By Josh Fineman and David Mildenberg
Jan. 22 (Bloomberg) -- John Thain, who engineered the sale of 95-year-old Merrill Lynch & Co. to Bank of America Corp. in September, was ousted after Merrill’s $15.4 billion loss forced the lender to seek more money from the U.S. government.
Thain, 53, “agreed his situation was not working out and that he should resign,” Bank of America spokesman Robert Stickler said in an e-mail today. His exit ends Thain’s tenure with the Charlotte, North Carolina-based bank less than a month after Merrill’s takeover was completed.
Thain negotiated the sale with Bank of America Chief Executive Officer Kenneth Lewis, 61, whose credibility was undercut when the brokerage reported a record fourth-quarter deficit. Lewis, who considered backing out of the deal when he learned of the extent of Merrill’s losses last month, went ahead at the insistence of U.S. regulators who provided a new $138 billion aid package.
“There was a certain surprise that the Merrill losses were as steep as they were,” said James Post, a professor of corporate governance and business ethics at Boston University School of Management. “On top of that, I think Lewis didn’t think Thain was doing as much as he could to control the expenses and minimize the losses.”
Shares of Bank of America, down 53 percent this year through yesterday, slid 14 percent to $5.71 as of 4:58 p.m. in New York Stock Exchange composite trading. Thain bought 84,600 shares of Bank of America at $5.71 each the day before his ouster, a filing showed.
The Office
Thain also drew criticism for redecorating his New York office last year, a project that a person familiar with the matter said ended up costing about $1.2 million. Thain paid decorator Michael Smith $837,000 and his purchases included $87,000 for area rugs, $25,000 for a pedestal table and $68,000 for a 19th century credenza, CNBC reported.

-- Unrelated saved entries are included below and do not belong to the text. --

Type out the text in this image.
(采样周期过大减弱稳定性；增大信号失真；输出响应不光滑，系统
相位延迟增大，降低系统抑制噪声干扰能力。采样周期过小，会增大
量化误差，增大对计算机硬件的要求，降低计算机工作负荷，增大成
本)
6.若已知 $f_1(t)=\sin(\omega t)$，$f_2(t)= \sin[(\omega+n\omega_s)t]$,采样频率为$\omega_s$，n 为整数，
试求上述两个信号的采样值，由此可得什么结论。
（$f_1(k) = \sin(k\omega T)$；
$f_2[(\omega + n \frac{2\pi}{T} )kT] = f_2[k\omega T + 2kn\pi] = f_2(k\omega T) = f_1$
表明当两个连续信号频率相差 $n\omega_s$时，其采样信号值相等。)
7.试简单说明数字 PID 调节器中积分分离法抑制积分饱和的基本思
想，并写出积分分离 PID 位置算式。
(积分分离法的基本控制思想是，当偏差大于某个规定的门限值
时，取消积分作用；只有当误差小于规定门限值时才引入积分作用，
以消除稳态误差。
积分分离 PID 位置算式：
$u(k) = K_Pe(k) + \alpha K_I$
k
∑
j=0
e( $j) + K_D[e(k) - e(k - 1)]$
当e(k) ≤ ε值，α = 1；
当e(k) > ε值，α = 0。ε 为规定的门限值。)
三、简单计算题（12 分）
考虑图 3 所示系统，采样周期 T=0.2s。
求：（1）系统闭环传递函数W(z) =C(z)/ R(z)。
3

“Spending company money on a lavish redo at a time when Merrill’s finances were rocky sends the wrong message,” said Amy Borrus, deputy director at the Council of Institutional Investors in Washington. “Given the dire straits that so many financial institutions are in, redecorating the corner office should be way down on their to-do lists.”
Now Thain, a former Goldman Sachs Group Inc. and New York Stock Exchange executive who was hired to run Merrill in December 2007, joins about 35,000 employees that Lewis plans to eliminate over the next few years from the combined firms. Merrill had 58,500 employees at the end of last year, and Bank of America had 243,075.
‘Over a Cliff’
Thain agreed to sell Merrill after less than a year as CEO, as credit markets wheezed and on the same weekend that Lehman Brothers Holdings Inc. filed for a record-breaking bankruptcy. Merrill’s financial condition had grown so dire that even Bank of America almost cut off Merrill’s trading credit lines, Thain said at the time.

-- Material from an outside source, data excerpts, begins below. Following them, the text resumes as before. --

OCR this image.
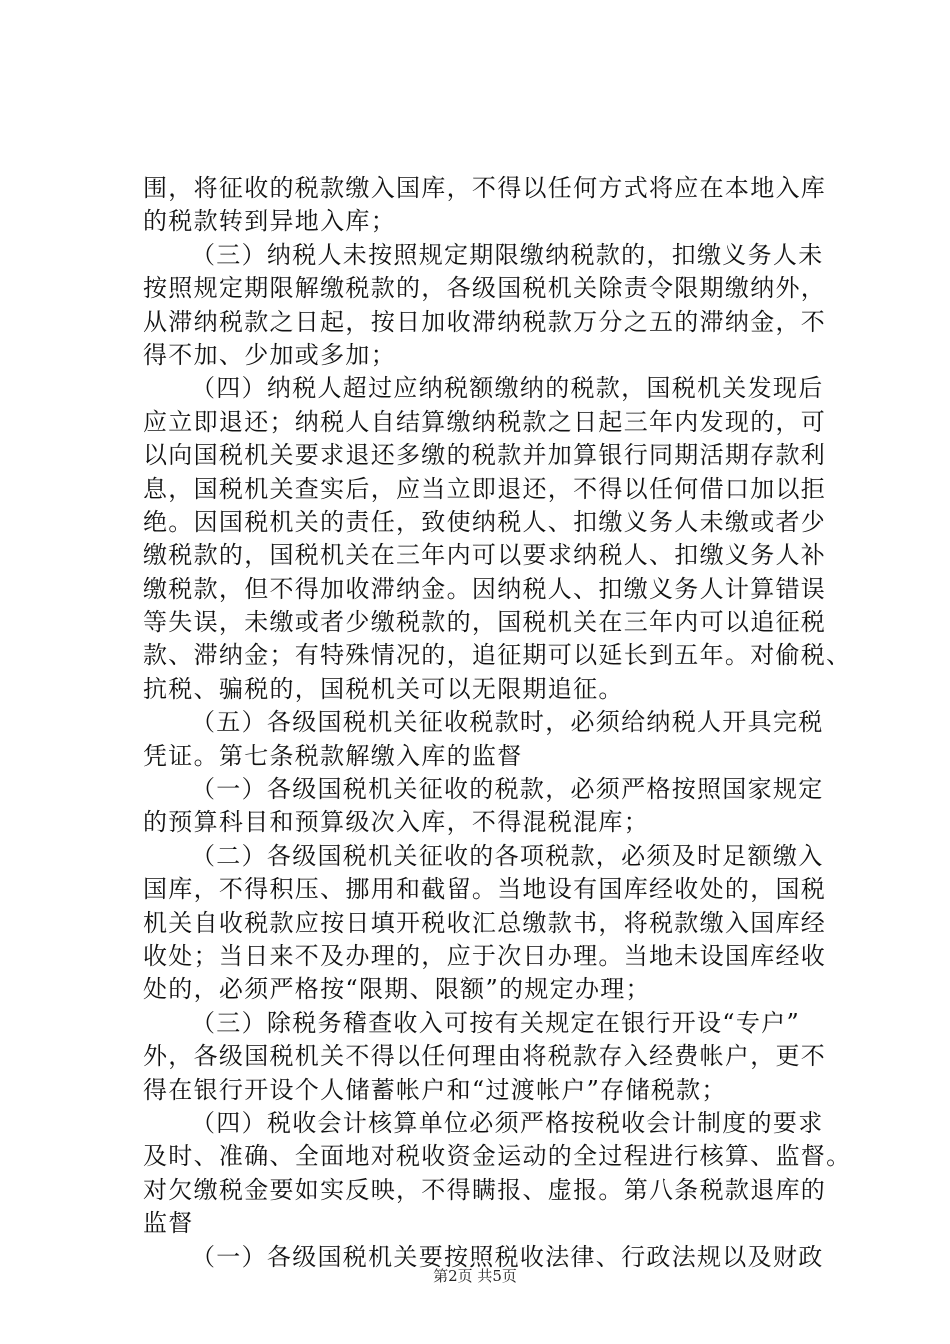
围，将征收的税款缴入国库，不得以任何方式将应在本地入库
的税款转到异地入库；
（三）纳税人未按照规定期限缴纳税款的，扣缴义务人未
按照规定期限解缴税款的，各级国税机关除责令限期缴纳外，
从滞纳税款之日起，按日加收滞纳税款万分之五的滞纳金，不
得不加、少加或多加；
（四）纳税人超过应纳税额缴纳的税款，国税机关发现后
应立即退还；纳税人自结算缴纳税款之日起三年内发现的，可
以向国税机关要求退还多缴的税款并加算银行同期活期存款利
息，国税机关查实后，应当立即退还，不得以任何借口加以拒
绝。因国税机关的责任，致使纳税人、扣缴义务人未缴或者少
缴税款的，国税机关在三年内可以要求纳税人、扣缴义务人补
缴税款，但不得加收滞纳金。因纳税人、扣缴义务人计算错误
等失误，未缴或者少缴税款的，国税机关在三年内可以追征税
款、滞纳金；有特殊情况的，追征期可以延长到五年。对偷税、
抗税、骗税的，国税机关可以无限期追征。
（五）各级国税机关征收税款时，必须给纳税人开具完税
凭证。第七条税款解缴入库的监督
（一）各级国税机关征收的税款，必须严格按照国家规定
的预算科目和预算级次入库，不得混税混库；
（二）各级国税机关征收的各项税款，必须及时足额缴入
国库，不得积压、挪用和截留。当地设有国库经收处的，国税
机关自收税款应按日填开税收汇总缴款书，将税款缴入国库经
收处；当日来不及办理的，应于次日办理。当地未设国库经收
处的，必须严格按“限期、限额”的规定办理；
（三）除税务稽查收入可按有关规定在银行开设“专户”
外，各级国税机关不得以任何理由将税款存入经费帐户，更不
得在银行开设个人储蓄帐户和“过渡帐户”存储税款；
（四）税收会计核算单位必须严格按税收会计制度的要求
及时、准确、全面地对税收资金运动的全过程进行核算、监督。
对欠缴税金要如实反映，不得瞒报、虚报。第八条税款退库的
监督
（一）各级国税机关要按照税收法律、行政法规以及财政
第2页 共5页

Being ousted by Lewis “isn’t the outcome Thain wanted,” said Roy Smith, a former Goldman partner who teaches at New York University’s Stern School of Business. “He’d rather be known as someone who saved the organization than someone who salvaged a little bit of money before it went over a cliff.”
While Thain agreed to forgo a bonus for 2008, New York Attorney General Andrew Cuomo is investigating bonuses paid to Merrill executives in late December, just before the deal closed, a person familiar with the probe said. Merrill normally paid bonuses in January or February.
Montag Stays
Last month, Cuomo said a performance bonus for Merrill’s CEO and other top executives would be an “oxymoron” during such an “abysmal year.” Thain received a salary of $750,000 last year, according to Merrill’s securities filings.

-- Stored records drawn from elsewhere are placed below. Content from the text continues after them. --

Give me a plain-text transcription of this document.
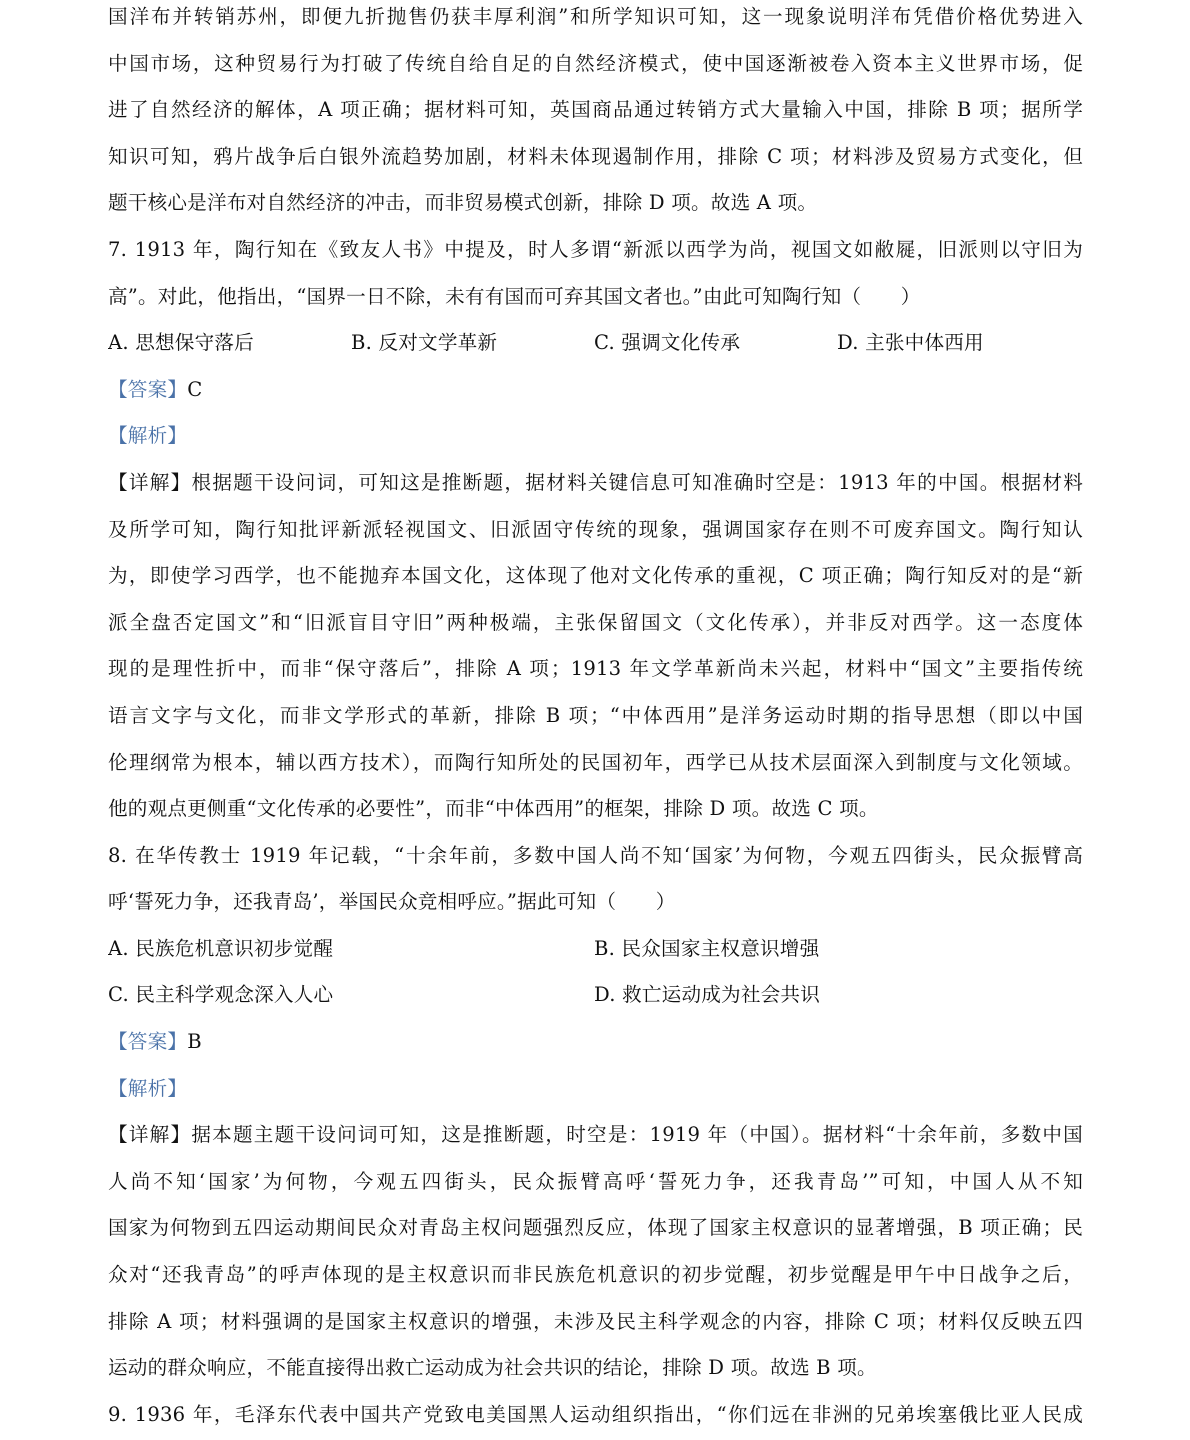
国洋布并转销苏州，即便九折抛售仍获丰厚利润”和所学知识可知，这一现象说明洋布凭借价格优势进入
中国市场，这种贸易行为打破了传统自给自足的自然经济模式，使中国逐渐被卷入资本主义世界市场，促
进了自然经济的解体，A 项正确；据材料可知，英国商品通过转销方式大量输入中国，排除 B 项；据所学
知识可知，鸦片战争后白银外流趋势加剧，材料未体现遏制作用，排除 C 项；材料涉及贸易方式变化，但
题干核心是洋布对自然经济的冲击，而非贸易模式创新，排除 D 项。故选 A 项。
7. 1913 年，陶行知在《致友人书》中提及，时人多谓“新派以西学为尚，视国文如敝屣，旧派则以守旧为
高”。对此，他指出，“国界一日不除，未有有国而可弃其国文者也。”由此可知陶行知（　　）
A. 思想保守落后	B. 反对文学革新	C. 强调文化传承	D. 主张中体西用
【答案】C
【解析】
【详解】根据题干设问词，可知这是推断题，据材料关键信息可知准确时空是：1913 年的中国。根据材料
及所学可知，陶行知批评新派轻视国文、旧派固守传统的现象，强调国家存在则不可废弃国文。陶行知认
为，即使学习西学，也不能抛弃本国文化，这体现了他对文化传承的重视，C 项正确；陶行知反对的是“新
派全盘否定国文”和“旧派盲目守旧”两种极端，主张保留国文（文化传承），并非反对西学。这一态度体
现的是理性折中，而非“保守落后”，排除 A 项；1913 年文学革新尚未兴起，材料中“国文”主要指传统
语言文字与文化，而非文学形式的革新，排除 B 项；“中体西用”是洋务运动时期的指导思想（即以中国
伦理纲常为根本，辅以西方技术），而陶行知所处的民国初年，西学已从技术层面深入到制度与文化领域。
他的观点更侧重“文化传承的必要性”，而非“中体西用”的框架，排除 D 项。故选 C 项。
8. 在华传教士 1919 年记载，“十余年前，多数中国人尚不知‘国家’为何物，今观五四街头，民众振臂高
呼‘誓死力争，还我青岛’，举国民众竞相呼应。”据此可知（　　）
A. 民族危机意识初步觉醒	B. 民众国家主权意识增强
C. 民主科学观念深入人心	D. 救亡运动成为社会共识
【答案】B
【解析】
【详解】据本题主题干设问词可知，这是推断题，时空是：1919 年（中国）。据材料“十余年前，多数中国
人尚不知‘国家’为何物，今观五四街头，民众振臂高呼‘誓死力争，还我青岛’”可知，中国人从不知
国家为何物到五四运动期间民众对青岛主权问题强烈反应，体现了国家主权意识的显著增强，B 项正确；民
众对“还我青岛”的呼声体现的是主权意识而非民族危机意识的初步觉醒，初步觉醒是甲午中日战争之后，
排除 A 项；材料强调的是国家主权意识的增强，未涉及民主科学观念的内容，排除 C 项；材料仅反映五四
运动的群众响应，不能直接得出救亡运动成为社会共识的结论，排除 D 项。故选 B 项。
9. 1936 年，毛泽东代表中国共产党致电美国黑人运动组织指出，“你们远在非洲的兄弟埃塞俄比亚人民成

Bank of America General Counsel Brian Moynihan, 49, will replace Thain, the bank said today in a statement. He previously ran corporate and investment banking at Bank of America, and had also served as president of global wealth and investment management.
Trading chief Tom Montag, 52, who was hired by Thain from Goldman Sachs Group Inc., will stay with the company, according to Stickler, the Bank of America spokesman. Montag will continue to run global markets, and will now report to Lewis and be a member of the team that sets company strategy.
Merrill had hired Thain from the New York Stock Exchange in late 2007 with a $15 million signing bonus. Replacing E. Stanley O’Neal as Merrill’s CEO, Thain pledged to live up to his reputation as “Mr. Fixit,” the sobriquet he earned while rescuing the NYSE.
Instead, he held onto more than $40 billion of subprime- tainted bonds as the market cratered. He agreed to terms with investors such as Singapore sovereign wealth fund Temasek Holdings Pte. that later cost the firm $4.9 billion.
Thain also recruited a chief financial officer with no experience at a securities firm, while more than 40 senior executives, bankers and traders departed. In the end, he merged Merrill into a large bank -- a step O’Neal concluded was needed in mid-2007, when the stock was trading at more than six times higher.